Two days to the first presidential debate, 36 days to Nov. 6, 92 days to the fiscal cliff…
In a speech in South Africa in 1966, Robert Kennedy said:
“Like it or not we live in interesting times. They are times of danger and uncertainty; but they are also more open to the creative energy of men than any other time in history.”
Today, no sector in the economy faces more uncertainty than healthcare. Regardless of who the voters select on Nov. 6, healthcare will undergo major changes—more than we currently see defined in the Affordable Car Act. There is no avoiding that. To use former President Clinton’s phrase, it is just the arithmetic [of deficit reduction].
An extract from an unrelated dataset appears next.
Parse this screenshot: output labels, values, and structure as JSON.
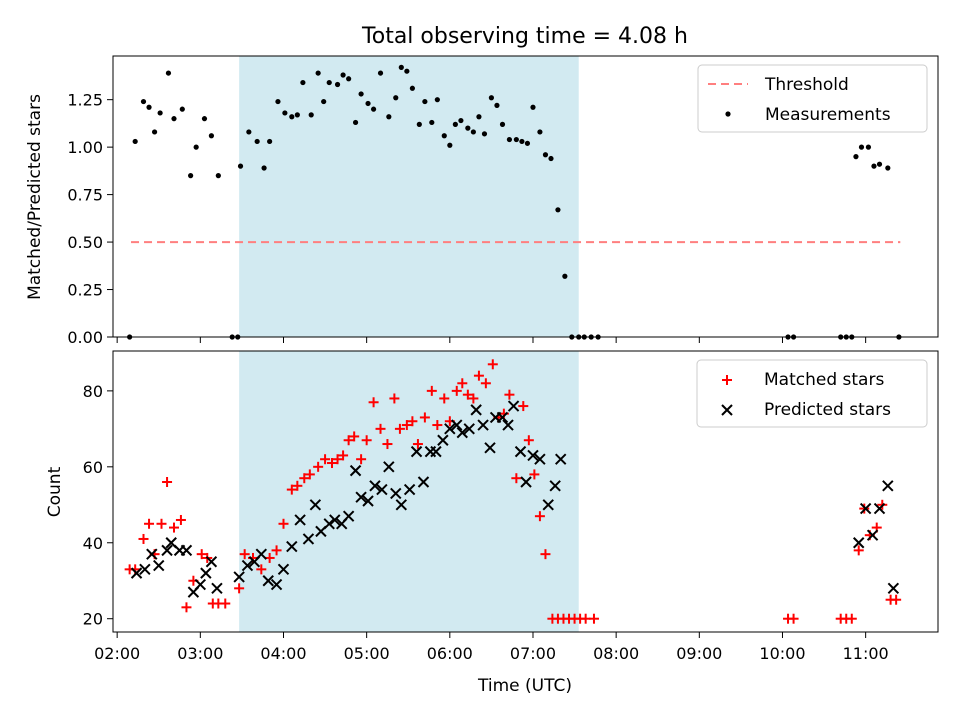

That context aside, I have absolute faith in our system and those real industry leaders who will chart a new course for healthcare delivery in the United States. In other words, I do not see these interesting times as a curse, but as a blessing, loaded with many opportunities.
Change is hard, but it is better to acknowledge the reluctance—the pain, stress, and conflict—of redesigning a healthcare organization, than to mistakenly hold on to the belief that, in the end, it will be business as usual. For those organizations that wait too long to prepare, there will be almost no hope of survival.
Here are some of the changes I think we will see over the next three to seven years:
- Major corporations in increasingly larger numbers will shift from traditional healthcare benefit plans by providing employees with an annual allocation to buy coverage in the open market. Companies hope this approach will lead to lower healthcare costs which, in turn, will improve their profitability as well as their global competitive position. This change will pose some revenue risks for hospitals.
- Hospitals, especially those with a significant Medicare payer mix, will have to reduce their costs below Medicare rates to maintain a margin. Commercial payers will follow Medicare’s lower rates. This will spark the inevitable transformation of the healthcare delivery business model.
- More than 500 hospitals will be forced to close and more than 425,000 healthcare jobs, at a minimum, will be lost.
- The investor-owned hospital industry will shrink in size—revenues and numbers of facilities—by 15-25 percent as industry growth slows and companies shed assets that produce a drag on earnings. Ironically, some of these hospitals will be picked up by larger not-for-profit health systems.
- Health systems will carefully evaluate their regional assets against the metrics of margin, service commitments, and their eventual role in a population health management model.
- Healthcare real estate investment trusts will become a growth industry as health systems sell off real estate to bolster their balance sheets.
- Architectural firms will retool to design facilities for well-care, not the more expense inpatient sick-care facilities that we construct today. Most of the major construction will be for smaller, more space-flexible hospitals.
- Consultants, including executive and management recruiters, will face client demands for lower costs and increased value—performance-based fees and longer placement guarantees. Some high-cost/high-overhead firms will decrease or eliminate their presence in the healthcare provider segment where the expense pressures will be the greatest.
- Law firms in the healthcare sector will begin charging clients “project fees”, versus the traditional hourly billing structure, to reduce costs. Some firms who have been traditional players in this area will eliminate their healthcare practices in favor of higher margin lines of business.
- Traditional emergency medical services (EMS) providers, primarily operated by government agencies with taxpayers subsidizing the costs, will face similar cost-control pressures. Fort Worth’s regional MedStar system is an example of one EMS system of the future. A highly efficient, non-union government EMS authority that operates successfully without tax support, MedStar created a Community Health Program, a “house call model” that has dramatically reduced the number of transport of chronically ill uninsured patients by monitoring their care in the home. Since its inception, MedStar’s CHP has saved more than $7.4 million in emergency room charges, and reduced 9-1-1 use by these patients by 86.2 percent in 12 months post-enrollment, saving $1.6 million in EMS charges. Look for the creation of more collaborative EMS models such as MedStar.
- Home care, concierge medicine, and long-term care will be growth industries.